The house was listed at $589,000 this summer. But the family hasn’t had a single offer. They’ve struggled to connect with buyers who need the special features or who value them for possible future use. The ideal buyer, Holly Smith says, would need “a home with features like these, to save the expense and the waste of having these features removed if the new owners aren’t handicapped.” Smith and her Long & Foster agent, Amanda Scott, have concentrated on finding ways to connect with such buyers.

The experience has led Smith to wonder about the market for such homes: how others have sold and how people with disabilities find the right home. Smith, a London magazine editor, said she found just one Web site dedicated to the topic: www.barrierfreehome.com, run by a paralyzed veteran in Dallas.
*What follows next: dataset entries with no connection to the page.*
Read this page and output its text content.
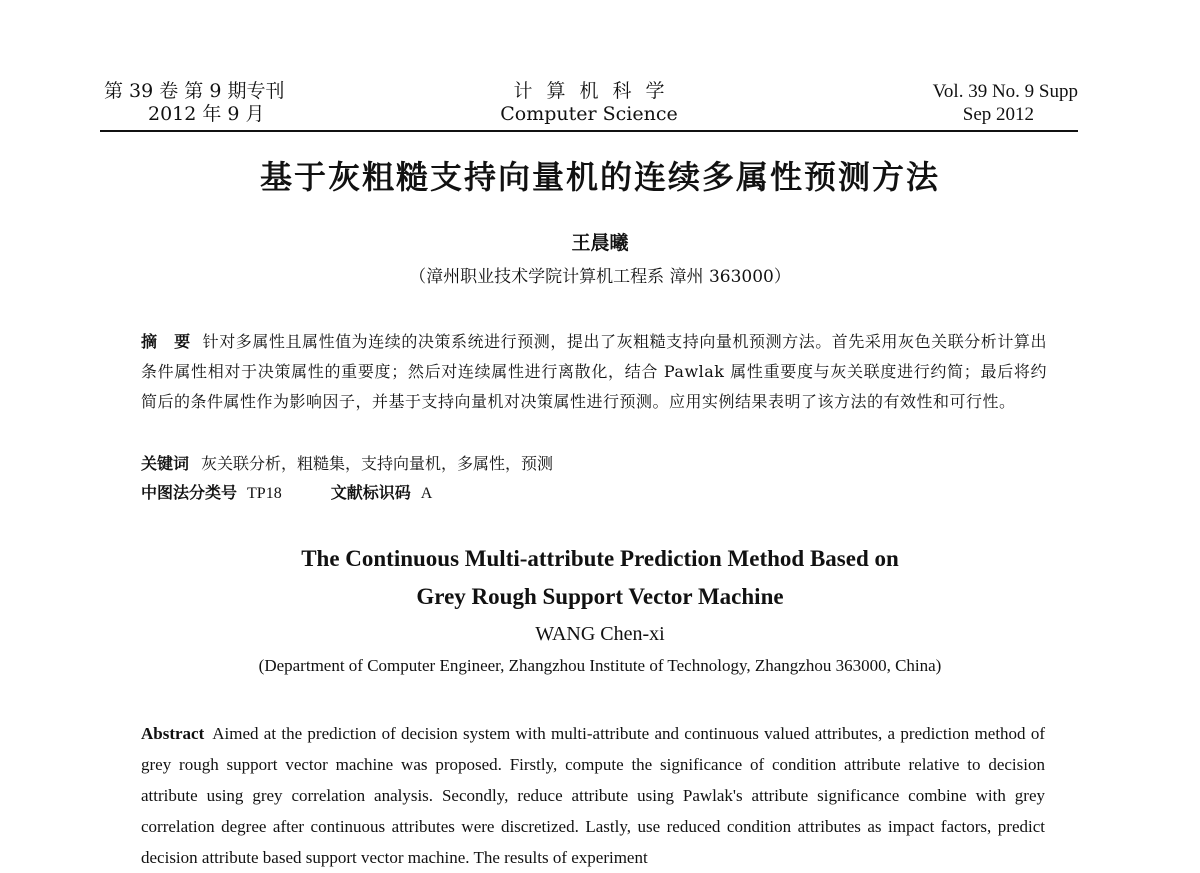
第 39 卷 第 9 期专刊
2012 年 9 月
计算机科学
Computer Science
Vol. 39 No. 9 Supp
Sep 2012
基于灰粗糙支持向量机的连续多属性预测方法
王晨曦
（漳州职业技术学院计算机工程系 漳州 363000）
摘　要 针对多属性且属性值为连续的决策系统进行预测，提出了灰粗糙支持向量机预测方法。首先采用灰色关联分析计算出条件属性相对于决策属性的重要度；然后对连续属性进行离散化，结合 Pawlak 属性重要度与灰关联度进行约简；最后将约简后的条件属性作为影响因子，并基于支持向量机对决策属性进行预测。应用实例结果表明了该方法的有效性和可行性。
关键词 灰关联分析，粗糙集，支持向量机，多属性，预测
中图法分类号 TP18	文献标识码 A
The Continuous Multi-attribute Prediction Method Based on
Grey Rough Support Vector Machine
WANG Chen-xi
(Department of Computer Engineer, Zhangzhou Institute of Technology, Zhangzhou 363000, China)
Abstract Aimed at the prediction of decision system with multi-attribute and continuous valued attributes, a prediction method of grey rough support vector machine was proposed. Firstly, compute the significance of condition attribute relative to decision attribute using grey correlation analysis. Secondly, reduce attribute using Pawlak's attribute significance combine with grey correlation degree after continuous attributes were discretized. Lastly, use reduced condition attributes as impact factors, predict decision attribute based support vector machine. The results of experiment
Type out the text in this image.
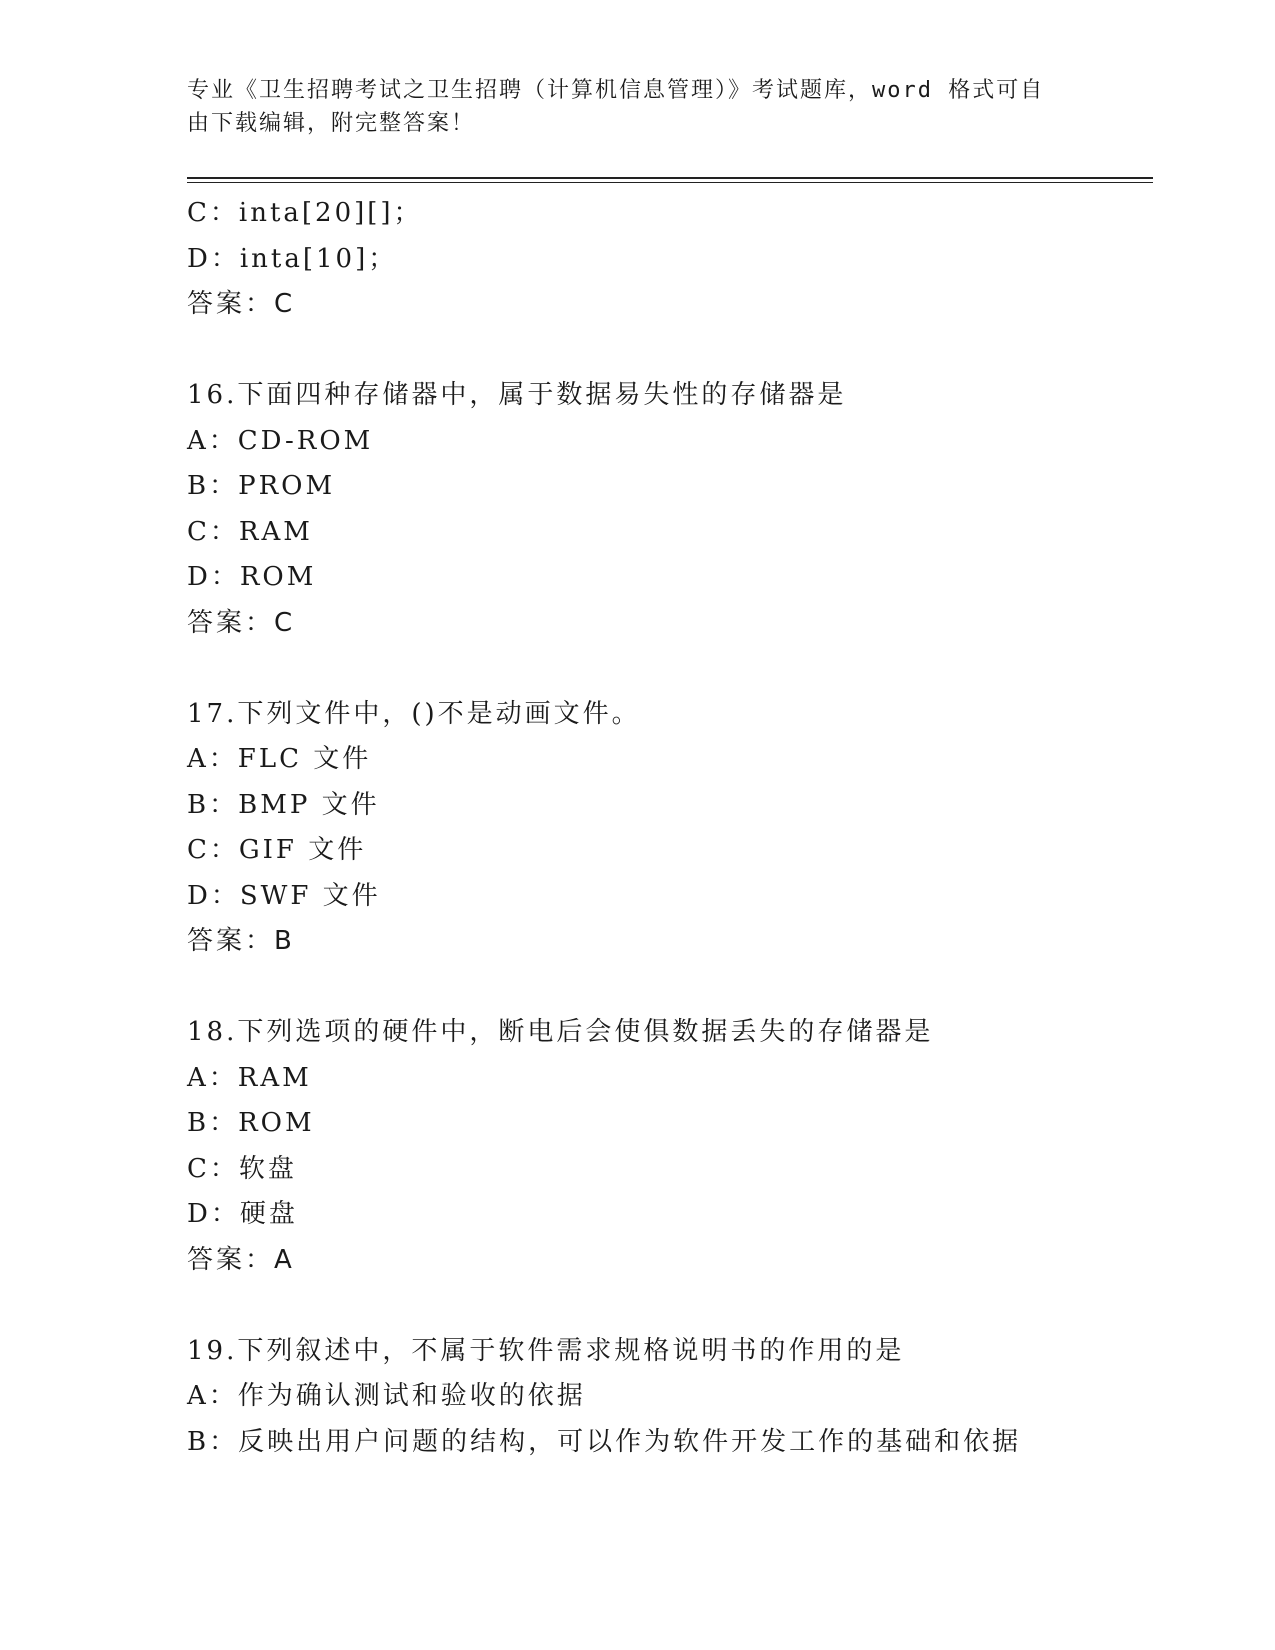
专业《卫生招聘考试之卫生招聘（计算机信息管理）》考试题库，word 格式可自
由下载编辑，附完整答案！
C：inta[20][]；
D：inta[10]；
答案：C
16.下面四种存储器中，属于数据易失性的存储器是
A：CD-ROM
B：PROM
C：RAM
D：ROM
答案：C
17.下列文件中，()不是动画文件。
A：FLC 文件
B：BMP 文件
C：GIF 文件
D：SWF 文件
答案：B
18.下列选项的硬件中，断电后会使俱数据丢失的存储器是
A：RAM
B：ROM
C：软盘
D：硬盘
答案：A
19.下列叙述中，不属于软件需求规格说明书的作用的是
A：作为确认测试和验收的依据
B：反映出用户问题的结构，可以作为软件开发工作的基础和依据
It appears to be the only site devoted to selling adapted houses nationally, according to real estate associations, accessible housing specialists and organizations for the disabled.

Jackie Simon, a Gaithersburg real estate agent who has built a reputation for linking interested buyers with accessible housing, finds houses and clients mostly through direct-mail advertising aimed at those in the accessible-housing field; local chapters of associations of disabled people, such as the National Multiple Sclerosis Society; and other interested groups, such as special-needs lawyers and occupational therapists. “Many times when I have the listing, I don’t have the client,” she says. “And when I have the client, I don’t have the listing.”